Step Three: Create a Core Accessibility Team
Once you have executive buy-in, it is time to create a core accessibility team. It’s best to provide a point-person for the most important disciplines, ideally, it is someone who has expertise in that area.
This is especially important for design, development, and quality assurance (more disciplines are listed below). Strive to acquire team members who represent diversity in ability, culture, gender, and age. Below are the roles that each point-person will champion in your core accessibility team:
- Executives: support the program
- Product and Project managers: run the program
- Content authors and contributors: provide accessible content
- Design (visual, interaction, user experience): provide accessible interaction and visual design
- Usability testing: provide user testing
- Development: provide code to support accessibility
- Quality Assurance: provide accessibility testing
- Legal: provide legal support (and leverage)
- Human Resources: hiring and training
Step Four: Create a Set of Accessibility Guidelines
Next, your organization must collectively decide on a set of accessibility guidelines to be followed. Possible guidelines and laws include:
- WCAG 2.0 AA (guideline)
- Section 508 (U.S.) (law)
- The 21st Century Communications and Video Accessibility Act (CVAA) (U.S.) (law)
- The Accessibility for Ontarians with Disabilities Act (AODA) (Ontario, Canada) (law)
It is common practice to customize and build your own guideline within your organization, this will help point-persons specialize their roles. It is important to note that the more the documentation deviates from the guidelines, the more maintenance and explanation may be involved down the road, including for legal support.
Step Five: Do an Accessibility Assessment of Your Company
The final step is to assess the current state of accessibility for your product, public-facing web pages, and internal web pages. This can be a large project, depending on the amount of content there is to assess. There are a variety of ways to perform an assessment, such as manually (for small amounts of content) or by using automated tools to get a high-level overview (for large amounts of content). To help you with an accessibility assessment, consider Deque Systems’ products and services.

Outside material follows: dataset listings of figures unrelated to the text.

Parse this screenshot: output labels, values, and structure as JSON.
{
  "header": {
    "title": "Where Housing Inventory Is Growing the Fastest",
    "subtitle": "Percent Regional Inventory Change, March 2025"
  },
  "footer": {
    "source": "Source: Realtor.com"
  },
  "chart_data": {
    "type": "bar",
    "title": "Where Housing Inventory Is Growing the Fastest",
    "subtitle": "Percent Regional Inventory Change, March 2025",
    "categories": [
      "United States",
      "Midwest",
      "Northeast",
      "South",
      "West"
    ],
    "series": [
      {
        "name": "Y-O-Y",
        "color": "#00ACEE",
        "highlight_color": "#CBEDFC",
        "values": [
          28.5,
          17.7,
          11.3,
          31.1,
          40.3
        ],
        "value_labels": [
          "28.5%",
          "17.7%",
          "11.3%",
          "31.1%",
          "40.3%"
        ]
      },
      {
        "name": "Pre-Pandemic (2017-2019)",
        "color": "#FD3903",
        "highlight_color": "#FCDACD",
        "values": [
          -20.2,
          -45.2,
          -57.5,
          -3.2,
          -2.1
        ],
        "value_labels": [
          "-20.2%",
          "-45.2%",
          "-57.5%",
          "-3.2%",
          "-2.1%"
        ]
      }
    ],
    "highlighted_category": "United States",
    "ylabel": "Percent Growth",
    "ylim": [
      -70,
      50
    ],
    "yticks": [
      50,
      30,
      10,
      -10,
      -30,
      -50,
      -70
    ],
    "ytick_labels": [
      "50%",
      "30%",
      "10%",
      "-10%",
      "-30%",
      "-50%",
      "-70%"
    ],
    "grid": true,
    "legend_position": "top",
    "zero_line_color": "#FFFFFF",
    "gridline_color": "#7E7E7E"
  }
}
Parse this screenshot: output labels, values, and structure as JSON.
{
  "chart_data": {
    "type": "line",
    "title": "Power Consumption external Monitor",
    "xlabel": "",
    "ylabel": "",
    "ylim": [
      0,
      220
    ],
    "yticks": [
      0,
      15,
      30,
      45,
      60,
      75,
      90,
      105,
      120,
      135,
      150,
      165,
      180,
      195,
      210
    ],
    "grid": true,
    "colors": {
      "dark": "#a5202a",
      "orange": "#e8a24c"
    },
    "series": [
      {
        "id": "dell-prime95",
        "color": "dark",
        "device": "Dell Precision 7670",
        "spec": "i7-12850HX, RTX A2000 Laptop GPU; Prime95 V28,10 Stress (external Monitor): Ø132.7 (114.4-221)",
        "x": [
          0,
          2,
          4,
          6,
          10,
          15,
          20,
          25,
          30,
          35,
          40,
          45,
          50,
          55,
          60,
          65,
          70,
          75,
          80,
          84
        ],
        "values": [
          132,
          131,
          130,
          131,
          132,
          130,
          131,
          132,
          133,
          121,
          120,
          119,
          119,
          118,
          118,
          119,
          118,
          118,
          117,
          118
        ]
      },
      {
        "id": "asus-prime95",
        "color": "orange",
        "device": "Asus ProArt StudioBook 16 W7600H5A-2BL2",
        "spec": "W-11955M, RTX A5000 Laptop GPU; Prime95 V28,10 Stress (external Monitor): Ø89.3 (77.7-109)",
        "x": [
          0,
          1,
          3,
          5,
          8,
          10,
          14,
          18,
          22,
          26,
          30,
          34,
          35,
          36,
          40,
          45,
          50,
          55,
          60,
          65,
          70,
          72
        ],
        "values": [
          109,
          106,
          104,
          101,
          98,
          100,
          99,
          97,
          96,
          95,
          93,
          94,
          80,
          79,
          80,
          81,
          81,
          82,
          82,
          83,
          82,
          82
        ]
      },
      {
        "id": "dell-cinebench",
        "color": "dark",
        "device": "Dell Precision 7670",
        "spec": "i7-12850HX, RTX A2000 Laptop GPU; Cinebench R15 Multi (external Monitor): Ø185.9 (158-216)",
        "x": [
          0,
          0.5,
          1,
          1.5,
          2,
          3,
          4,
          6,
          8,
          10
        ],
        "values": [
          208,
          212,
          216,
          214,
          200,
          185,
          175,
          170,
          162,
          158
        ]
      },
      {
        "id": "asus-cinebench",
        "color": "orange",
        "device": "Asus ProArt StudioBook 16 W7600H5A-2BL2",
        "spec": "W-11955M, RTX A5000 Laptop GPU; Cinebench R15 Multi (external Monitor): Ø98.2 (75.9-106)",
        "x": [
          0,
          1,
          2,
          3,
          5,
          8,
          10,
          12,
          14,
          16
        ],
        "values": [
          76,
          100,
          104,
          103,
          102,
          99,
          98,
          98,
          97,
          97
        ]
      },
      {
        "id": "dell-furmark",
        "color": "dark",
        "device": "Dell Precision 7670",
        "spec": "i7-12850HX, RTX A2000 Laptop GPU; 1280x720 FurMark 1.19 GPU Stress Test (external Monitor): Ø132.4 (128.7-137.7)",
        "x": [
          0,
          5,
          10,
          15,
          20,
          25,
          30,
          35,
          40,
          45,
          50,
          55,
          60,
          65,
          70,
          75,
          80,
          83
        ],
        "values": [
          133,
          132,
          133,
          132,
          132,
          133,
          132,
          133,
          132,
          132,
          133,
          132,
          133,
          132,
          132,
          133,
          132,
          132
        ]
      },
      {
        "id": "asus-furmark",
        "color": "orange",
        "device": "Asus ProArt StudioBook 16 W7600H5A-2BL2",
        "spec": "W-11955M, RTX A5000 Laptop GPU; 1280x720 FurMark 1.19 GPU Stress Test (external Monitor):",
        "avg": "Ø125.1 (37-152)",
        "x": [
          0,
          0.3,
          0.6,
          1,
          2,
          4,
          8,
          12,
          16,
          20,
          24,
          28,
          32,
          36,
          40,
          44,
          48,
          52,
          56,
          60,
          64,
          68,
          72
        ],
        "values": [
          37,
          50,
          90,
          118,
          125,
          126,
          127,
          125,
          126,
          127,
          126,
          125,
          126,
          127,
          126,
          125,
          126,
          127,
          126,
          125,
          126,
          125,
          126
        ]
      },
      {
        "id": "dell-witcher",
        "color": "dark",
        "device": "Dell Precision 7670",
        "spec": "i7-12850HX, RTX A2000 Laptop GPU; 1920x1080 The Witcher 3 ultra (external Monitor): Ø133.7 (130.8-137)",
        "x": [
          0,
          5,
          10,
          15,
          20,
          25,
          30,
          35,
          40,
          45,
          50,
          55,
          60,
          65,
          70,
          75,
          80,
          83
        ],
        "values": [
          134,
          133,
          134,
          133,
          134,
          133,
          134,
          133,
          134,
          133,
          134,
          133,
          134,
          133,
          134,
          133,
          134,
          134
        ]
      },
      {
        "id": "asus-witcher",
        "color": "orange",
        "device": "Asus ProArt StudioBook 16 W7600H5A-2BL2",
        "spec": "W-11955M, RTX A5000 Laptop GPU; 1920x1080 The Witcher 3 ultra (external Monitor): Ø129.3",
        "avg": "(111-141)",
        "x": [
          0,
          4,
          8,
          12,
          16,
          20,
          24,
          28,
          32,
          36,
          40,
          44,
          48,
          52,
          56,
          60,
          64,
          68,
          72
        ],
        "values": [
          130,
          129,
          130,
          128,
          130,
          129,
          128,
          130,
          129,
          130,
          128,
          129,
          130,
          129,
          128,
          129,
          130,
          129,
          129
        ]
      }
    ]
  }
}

Once your core accessibility team is chosen and your team is assessing your organization’s product and web pages, be sure that each member is 100% committed to accessibility at every step. Team members may be prepared and have the necessary experience, but if that team member is not fully invested in the core values of accessibility then they will not bring value to your mission. Good luck in creating your core accessibility team and making your organization more accessible!